You might ask what the problem is if banks carry a few extra bank loans, even if we don’t know about them. But if this happens, the concern is China may be setting itself up to repeat Japan’s “lost decade(s)” experience.
Nomura notes that after Japan’s bubble burst, no major financial institutions went under, and loans were often not marked to market. This ended up creating “zombie banks” which were not in any state to lend, and the wider economy suffered.
It remains to be seen whether there will be push-back from banks over this new directive. The latest batch of municipal-bond sales are slated for later Monday and will be closely watched. And there is also the possibility that Beijing will still come back with a more comprehensive plan for local-government debt.
Yet it seems inevitable that the implicit guarantee on state debt will have to be removed at some stage, leading to a shakeout. Already we have seen a trickle of offshore-bond defaults, although the consensus is that such defaults will be managed.

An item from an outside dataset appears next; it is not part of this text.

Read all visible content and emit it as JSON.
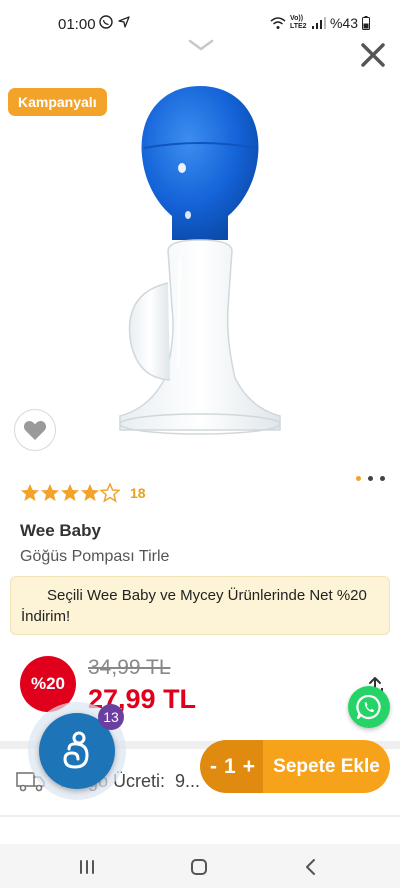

Ultimately Beijing needs to be extremely skilled as it tries to steer a path through its debt problem. If too much burden is placed on the banks, it risks handicapping their ability to lend to support a recovery needed to maintain social cohesion. Go to a further extreme, and depositor confidence could be damaged, leading to a run on the banks. At least China’s banks have introduced deposit insurance this year.
Meanwhile if authorities move forward with non-conventional measures such as quantitative easing to mop up debt, this is likely to increase money outflows and put pressure on the yuan USDCNY, -0.0177% to weaken.
For now there appears to be no painless options. The only thing that seem certain is that Beijing’s debt problem will not just “roll over” and go away.